6. Court orders endanger mothers and children

The Review showed that: Judges repeatedly make court orders which ignore danger to mothers and children. They threaten mothers with taking their children away if they do not abide by the contact that is ordered. The long-term impact of separation on children is not considered.

“ … the orders that the court makes in the majority of domestic abuse cases look very similar to those made in non-domestic abuse cases, with the expectation that restricted contact will progress to less restricted and unrestricted contact as soon as possible, if it is not ordered immediately. In only a small proportion of cases will the court impose protective measures, and these have been criticised as insufficiently protective against determined abusers and frequently of limited duration.”

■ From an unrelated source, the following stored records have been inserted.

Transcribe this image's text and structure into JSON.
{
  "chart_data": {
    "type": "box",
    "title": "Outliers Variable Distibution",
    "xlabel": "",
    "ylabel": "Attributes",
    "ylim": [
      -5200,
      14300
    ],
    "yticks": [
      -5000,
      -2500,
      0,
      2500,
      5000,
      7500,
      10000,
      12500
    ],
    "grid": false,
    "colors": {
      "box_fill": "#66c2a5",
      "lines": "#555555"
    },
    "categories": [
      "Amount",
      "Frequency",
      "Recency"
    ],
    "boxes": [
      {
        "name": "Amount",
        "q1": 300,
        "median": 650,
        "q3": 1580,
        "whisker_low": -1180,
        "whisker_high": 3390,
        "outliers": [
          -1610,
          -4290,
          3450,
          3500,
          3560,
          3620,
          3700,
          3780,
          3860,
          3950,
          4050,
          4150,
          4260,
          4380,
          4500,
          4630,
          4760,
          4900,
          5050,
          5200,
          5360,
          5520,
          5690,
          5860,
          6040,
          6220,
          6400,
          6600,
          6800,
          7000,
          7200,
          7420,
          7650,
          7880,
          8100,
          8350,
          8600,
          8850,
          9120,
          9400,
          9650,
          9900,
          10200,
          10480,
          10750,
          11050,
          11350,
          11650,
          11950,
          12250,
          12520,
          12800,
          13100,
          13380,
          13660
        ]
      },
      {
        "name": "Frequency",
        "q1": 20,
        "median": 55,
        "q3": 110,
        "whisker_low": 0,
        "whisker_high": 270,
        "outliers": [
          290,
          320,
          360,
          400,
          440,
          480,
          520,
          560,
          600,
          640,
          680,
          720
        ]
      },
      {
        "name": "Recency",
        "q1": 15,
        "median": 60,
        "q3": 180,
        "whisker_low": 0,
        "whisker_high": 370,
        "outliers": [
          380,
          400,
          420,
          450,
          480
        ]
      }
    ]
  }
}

“… as a result of court orders and continuing abuse, children and adult victims have suffered long-term physical, psychological, emotional and financial harm, harm to their education, and harm to their parent-child relationships, sibling relationships, wider family relationships and children’s future relationships.”

“Mothers overwhelmingly described continued abuse, control and suffering in connection with contact orders. Some reported that the abuse had worsened and they considered their children to be in greater danger after family court proceedings. A consistent refrain was that they and their children were now subject to what they perceived as court-ordered abuse.”

7. Children’s protection vs fathers’ “rights”

The Review showed that: Mothers were concerned with protecting children while fathers were concerned with themselves.

“There were general differences between the submissions made by mothers and fathers about the outcomes of court orders. Mothers expressed very high levels of concern for the safety of their children. Many felt that they and their children were worse off as a result of going to the family court, and many expressed feelings of despair, anger, anguish, desperation and hopelessness at the situation they found themselves in after court proceedings. Submissions from fathers were less detailed and more focused on the outcomes of court orders for themselves. They generally expressed less concern about abuse to children resulting from court orders, their children’s safety, or being trapped in abusive relationships, and provided less evidence of harm to children as a result of living with or having contact with their mothers …This is consistent with the literature which shows that in child contact proceedings fathers often construct their arguments in terms of their rights while abused mothers rarely do so.”

8. Recommendations

The recommendations do not reflect the strength of the evidence nor the actions that need to be taken to redress the injustices and dangers mothers and children describe in this Review of the family courts.

The most important recommendation (mentioned above) is that the presumption of contact with both parents as in a child’s best interest “should not remain in its present form”

The main other recommendations are:

  • more victims to receive special protections in court
  • stronger powers for judges to prevent abusers repeatedly dragging a victim back to court
  • new investigative court process trialed to reduce conflict.

The Review’s keys findings must be known and that is why we have prepared this summary.